İlk başta onu duymamış gibi yaptı. Ama bu çocuksu davranışından kısa bir süre sonra vazgeçip ona aynı şekilde cevap verdi. Mimikleriye verdiği cevap ise gayet sertti. Surat profiline kızgınlık oturtmuştu. " Merhaba Darchelle. " Ağzından sadece iki tane kelime dökülebilmişti. Gerçi zar zor çıkmıştı bu iki altın kelime. Suratındaki bütün neşe ve gülünç birden yok olmuştu. Yerini bir soğukluk almıştı. Aynı bakışlarla Darchelle'ye bakarak ona gelmesini işaret etti. Batı kulesinin en üst katına çıktıklarında yukarıda baykuşlar cıvıldıyor ve önlerindeki cam kaseye konulmuş yemlerini yiyorlardı. Johnny baykuşlara anlaşılmayan bir şekilde göz kırptı ve merdivenlerin başına oturdu.

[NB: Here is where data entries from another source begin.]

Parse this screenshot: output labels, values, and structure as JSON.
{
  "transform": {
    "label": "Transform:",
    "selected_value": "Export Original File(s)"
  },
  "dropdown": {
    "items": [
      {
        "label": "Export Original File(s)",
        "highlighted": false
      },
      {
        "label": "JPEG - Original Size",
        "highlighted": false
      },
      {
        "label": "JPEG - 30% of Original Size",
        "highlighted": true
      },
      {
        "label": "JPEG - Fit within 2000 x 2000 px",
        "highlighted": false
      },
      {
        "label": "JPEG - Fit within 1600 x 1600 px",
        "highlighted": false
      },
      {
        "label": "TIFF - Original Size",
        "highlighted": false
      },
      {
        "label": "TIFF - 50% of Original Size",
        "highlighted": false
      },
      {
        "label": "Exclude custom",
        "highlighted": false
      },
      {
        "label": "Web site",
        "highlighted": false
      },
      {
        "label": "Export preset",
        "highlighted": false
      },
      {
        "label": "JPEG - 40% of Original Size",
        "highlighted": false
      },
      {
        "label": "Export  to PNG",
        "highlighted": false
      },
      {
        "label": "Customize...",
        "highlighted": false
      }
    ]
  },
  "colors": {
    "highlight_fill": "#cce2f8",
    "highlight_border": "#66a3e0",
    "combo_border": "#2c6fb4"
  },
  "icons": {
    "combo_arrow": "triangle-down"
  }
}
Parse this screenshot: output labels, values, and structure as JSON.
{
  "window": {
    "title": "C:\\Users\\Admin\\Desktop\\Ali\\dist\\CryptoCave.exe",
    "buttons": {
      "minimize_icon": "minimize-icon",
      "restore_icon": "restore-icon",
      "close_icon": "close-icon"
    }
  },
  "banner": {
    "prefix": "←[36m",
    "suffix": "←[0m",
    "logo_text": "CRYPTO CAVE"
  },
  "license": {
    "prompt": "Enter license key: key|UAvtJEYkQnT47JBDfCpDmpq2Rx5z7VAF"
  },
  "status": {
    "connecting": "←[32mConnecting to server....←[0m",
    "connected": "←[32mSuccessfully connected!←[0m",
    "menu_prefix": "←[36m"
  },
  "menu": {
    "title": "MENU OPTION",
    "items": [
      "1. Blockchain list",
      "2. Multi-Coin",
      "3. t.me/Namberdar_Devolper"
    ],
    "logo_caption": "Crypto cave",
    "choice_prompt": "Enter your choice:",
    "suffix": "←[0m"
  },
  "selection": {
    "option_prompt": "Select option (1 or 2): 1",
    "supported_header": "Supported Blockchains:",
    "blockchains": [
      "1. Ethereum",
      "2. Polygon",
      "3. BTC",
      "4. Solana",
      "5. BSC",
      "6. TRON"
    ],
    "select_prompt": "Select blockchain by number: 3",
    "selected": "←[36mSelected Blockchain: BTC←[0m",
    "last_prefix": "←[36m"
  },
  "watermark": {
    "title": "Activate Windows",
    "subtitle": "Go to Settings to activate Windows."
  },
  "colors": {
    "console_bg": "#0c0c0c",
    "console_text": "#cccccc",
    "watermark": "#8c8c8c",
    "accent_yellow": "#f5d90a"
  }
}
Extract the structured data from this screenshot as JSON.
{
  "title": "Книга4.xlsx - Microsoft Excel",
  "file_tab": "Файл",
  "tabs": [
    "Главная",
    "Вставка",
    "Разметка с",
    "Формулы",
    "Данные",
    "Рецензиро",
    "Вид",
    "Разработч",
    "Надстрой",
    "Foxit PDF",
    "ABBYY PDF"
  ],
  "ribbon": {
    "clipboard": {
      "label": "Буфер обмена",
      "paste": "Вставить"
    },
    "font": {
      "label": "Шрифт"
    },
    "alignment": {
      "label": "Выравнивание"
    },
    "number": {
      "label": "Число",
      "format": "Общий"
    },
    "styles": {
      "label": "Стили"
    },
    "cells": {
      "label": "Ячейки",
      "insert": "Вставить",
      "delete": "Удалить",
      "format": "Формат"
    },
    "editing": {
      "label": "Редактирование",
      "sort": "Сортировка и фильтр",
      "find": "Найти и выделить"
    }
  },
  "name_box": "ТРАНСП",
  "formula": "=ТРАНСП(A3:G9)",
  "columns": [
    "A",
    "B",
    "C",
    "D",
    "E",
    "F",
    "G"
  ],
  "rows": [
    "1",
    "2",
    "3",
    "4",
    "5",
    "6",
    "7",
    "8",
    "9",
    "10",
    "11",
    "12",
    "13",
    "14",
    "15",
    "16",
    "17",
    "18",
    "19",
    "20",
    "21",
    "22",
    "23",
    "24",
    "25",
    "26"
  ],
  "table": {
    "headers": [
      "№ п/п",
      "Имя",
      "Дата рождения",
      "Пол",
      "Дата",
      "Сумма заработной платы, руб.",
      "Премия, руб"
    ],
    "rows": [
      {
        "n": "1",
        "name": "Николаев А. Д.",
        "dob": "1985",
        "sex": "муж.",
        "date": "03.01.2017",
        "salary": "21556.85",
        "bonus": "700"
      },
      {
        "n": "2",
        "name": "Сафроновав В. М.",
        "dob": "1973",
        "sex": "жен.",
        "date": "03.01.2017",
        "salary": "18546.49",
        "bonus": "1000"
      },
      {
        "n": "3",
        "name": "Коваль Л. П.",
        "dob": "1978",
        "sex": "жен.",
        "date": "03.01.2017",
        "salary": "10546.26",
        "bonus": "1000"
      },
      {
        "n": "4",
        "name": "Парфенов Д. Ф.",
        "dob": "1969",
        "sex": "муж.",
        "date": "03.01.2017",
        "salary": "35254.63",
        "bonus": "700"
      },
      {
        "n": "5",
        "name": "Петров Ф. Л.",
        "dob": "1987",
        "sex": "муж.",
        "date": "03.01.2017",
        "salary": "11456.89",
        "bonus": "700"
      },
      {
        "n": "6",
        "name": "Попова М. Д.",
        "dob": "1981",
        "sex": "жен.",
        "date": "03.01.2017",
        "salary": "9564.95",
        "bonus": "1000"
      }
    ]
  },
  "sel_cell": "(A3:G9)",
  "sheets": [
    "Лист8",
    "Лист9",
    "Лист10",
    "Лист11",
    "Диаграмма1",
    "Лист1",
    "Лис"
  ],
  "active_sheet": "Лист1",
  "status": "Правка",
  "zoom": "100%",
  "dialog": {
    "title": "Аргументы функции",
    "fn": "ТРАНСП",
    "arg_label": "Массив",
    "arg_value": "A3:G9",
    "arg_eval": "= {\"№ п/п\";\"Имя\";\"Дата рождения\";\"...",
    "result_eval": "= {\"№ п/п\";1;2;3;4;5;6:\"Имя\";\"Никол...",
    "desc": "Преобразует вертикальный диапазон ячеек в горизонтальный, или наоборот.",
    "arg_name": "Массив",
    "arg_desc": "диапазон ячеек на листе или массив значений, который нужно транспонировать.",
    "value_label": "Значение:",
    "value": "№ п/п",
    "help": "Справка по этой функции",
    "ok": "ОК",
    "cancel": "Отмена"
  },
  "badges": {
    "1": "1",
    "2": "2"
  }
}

" Sana çok önemli bir şey söyleyeceğim, ancak kızgın gibisin. " Ses tonuna biraz daha soğukluk ve resmilik katarak konuşmuştu. Bıkmış bir surat ifadesi ile Darch ve John'a göz kırpan güneşe baktı ve Darch'ın bembeyaz yüzüne çevirdi kafasını. Kalbinin atışlarını küçük kulakları ile duyuyor gibiydi. Göğüs kafesinden fırlayacakmış gibiydi. Yerinde duramıyordu. Kıpır kıpırdı. Beş dakika önceki soğukluğunu ve ona karşılık olarak kendi soğukluğunu aklından kazımıştı.